Im übrigen können wir uns jederzeit gerne zu einem richtigen Vollkontakt Kampf treffen.
mir weiß machen zu wollen ich verstünde nach sieben Jahren Halb- bis Vollkontakt Schwertkampfes nichts von jenen Waffen und ihren Auswirkungen,
Anscheinend nicht. Andere machen noch viel länger historisches Fechten und sind noch viel schlechter als du (bis auf Roland
Was mich so erstaunt ist, dass du selbst eingeräumt hast, dass man mit einem Speer ein Kettenhemd durchstechen kann, aber gleichzeitig behauptest, mit einem Schwert ginge dies nicht. Wo ein Schwert nicht durchkommt, kommt auch ein Speer fast nicht durch.
Im übrigen eine höchst einfache Sache: man nehme einen Kettenpanzer, ein Schwert und stoße. Unvernieteten Kettenhemden habe ich selbst noch immer durchstoßen. Vernietete Kettenhemden manchmal.
Ein vernietetes Kettenhemd und ein Gambeson bieten aber einen fast 100 prozentigen Schutz gegen Hiebe. Mit Hieben gegen den Oberkörper eines so geschützt zu wirken, wie du behauptest, ist also völlig sinnlos! Du kannst eine Brünne plus Gambeson mit Hieben nicht durchschlagen. Keine Chance, hab das selbst oft genug probiert.
Während unvernietete Kettenhemden von fast jedem Stoß durchdrungen werden, bieten selbst unvernietete Kettenhemden einen sehr großen Schutz gegen Hiebe.
Selbst ein einfacher Gambeson bietet noch einen erstaunlichen Schutz gegen Hiebe, weil er federt. Ein Gambeson, die damals üblichste Rüstung, wird aber von Stichen immer durchdrungen.
Nun noch rein praktisch:
Mein Gegner hat einen großen Schild: dann komme ich an den Oberkörper ohne zu großes Risiko für mich nur schwer heran. Dann werde ich versuchen seine Hand, seinne Unterarm zu treffen wenn er nach mir schlägt oder seine Unterschenkel unter dem Schild zu treffen. Komme ich aber zum Angriff gegen den Oberkörper und mein Gegner trägt eine Brünne, dann wäre ein Hieb gegen den Oberkörper absolut sinnlos.
Eine Brünne bietet mit einem Gambeson einen so guten Schutz, dass selbst stumpfe Verletzungen dadurch weitgehend verhindert werden.
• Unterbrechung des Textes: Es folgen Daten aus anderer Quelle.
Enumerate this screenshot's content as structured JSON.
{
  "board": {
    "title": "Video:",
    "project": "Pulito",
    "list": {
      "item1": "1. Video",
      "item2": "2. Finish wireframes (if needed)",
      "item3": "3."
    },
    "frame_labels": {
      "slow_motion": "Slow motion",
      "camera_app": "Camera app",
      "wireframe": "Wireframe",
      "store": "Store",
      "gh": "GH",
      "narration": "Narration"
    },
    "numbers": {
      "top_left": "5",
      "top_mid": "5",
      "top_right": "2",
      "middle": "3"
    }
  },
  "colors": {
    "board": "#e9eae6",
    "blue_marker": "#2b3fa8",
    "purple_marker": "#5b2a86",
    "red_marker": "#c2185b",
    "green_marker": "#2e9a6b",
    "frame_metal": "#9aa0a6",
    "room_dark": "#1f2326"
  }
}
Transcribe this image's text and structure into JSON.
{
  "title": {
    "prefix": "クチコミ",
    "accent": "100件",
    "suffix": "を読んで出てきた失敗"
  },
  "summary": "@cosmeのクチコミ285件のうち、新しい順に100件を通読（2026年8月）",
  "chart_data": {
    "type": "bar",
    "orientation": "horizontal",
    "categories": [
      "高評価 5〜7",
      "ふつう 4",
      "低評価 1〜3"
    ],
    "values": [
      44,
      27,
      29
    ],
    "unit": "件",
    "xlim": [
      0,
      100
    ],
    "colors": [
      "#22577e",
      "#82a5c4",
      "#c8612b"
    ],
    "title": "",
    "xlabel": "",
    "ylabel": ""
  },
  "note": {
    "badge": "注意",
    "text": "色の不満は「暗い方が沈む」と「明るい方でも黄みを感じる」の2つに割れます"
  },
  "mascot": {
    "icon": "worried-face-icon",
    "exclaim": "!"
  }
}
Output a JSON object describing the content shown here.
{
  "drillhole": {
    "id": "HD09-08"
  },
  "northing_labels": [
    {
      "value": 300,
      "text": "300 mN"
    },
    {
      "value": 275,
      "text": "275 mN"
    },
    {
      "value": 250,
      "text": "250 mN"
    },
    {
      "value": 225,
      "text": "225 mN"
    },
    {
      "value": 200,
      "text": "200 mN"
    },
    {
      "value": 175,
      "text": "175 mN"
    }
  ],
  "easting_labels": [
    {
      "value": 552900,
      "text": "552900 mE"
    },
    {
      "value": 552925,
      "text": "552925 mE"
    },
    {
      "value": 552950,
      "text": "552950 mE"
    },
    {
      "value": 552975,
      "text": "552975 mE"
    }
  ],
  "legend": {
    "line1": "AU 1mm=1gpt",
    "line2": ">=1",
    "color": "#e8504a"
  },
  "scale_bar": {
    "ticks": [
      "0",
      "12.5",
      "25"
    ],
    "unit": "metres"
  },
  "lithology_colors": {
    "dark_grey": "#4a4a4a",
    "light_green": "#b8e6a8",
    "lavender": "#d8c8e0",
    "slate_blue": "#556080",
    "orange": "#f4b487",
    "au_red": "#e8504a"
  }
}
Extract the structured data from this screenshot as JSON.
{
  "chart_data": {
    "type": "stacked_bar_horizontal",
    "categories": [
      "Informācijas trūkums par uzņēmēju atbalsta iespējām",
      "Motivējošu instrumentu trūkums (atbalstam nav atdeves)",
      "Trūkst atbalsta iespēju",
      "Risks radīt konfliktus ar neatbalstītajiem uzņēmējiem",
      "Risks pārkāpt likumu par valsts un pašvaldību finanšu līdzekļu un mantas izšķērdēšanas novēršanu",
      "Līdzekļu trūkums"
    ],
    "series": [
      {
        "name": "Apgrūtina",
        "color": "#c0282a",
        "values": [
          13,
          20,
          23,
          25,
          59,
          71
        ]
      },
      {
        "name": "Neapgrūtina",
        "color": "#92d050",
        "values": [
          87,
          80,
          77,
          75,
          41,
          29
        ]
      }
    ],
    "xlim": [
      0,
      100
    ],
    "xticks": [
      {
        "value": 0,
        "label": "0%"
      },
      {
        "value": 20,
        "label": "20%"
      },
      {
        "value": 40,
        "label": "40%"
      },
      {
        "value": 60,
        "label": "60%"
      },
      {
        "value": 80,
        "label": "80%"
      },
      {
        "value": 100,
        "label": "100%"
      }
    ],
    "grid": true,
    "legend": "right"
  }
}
Gerade deshalb ist ja Vollkontakt wie ich ihn betreibe überhaupt möglich, weil die Rüstung die Wirkung unserer Schwertschläge abwehrt.
Man kann einen Mann in einer Brünne plus Gambeson nicht mit stumpfen Verletzungen erschlagen indem man sinnlos auf die Brünne einschlägt.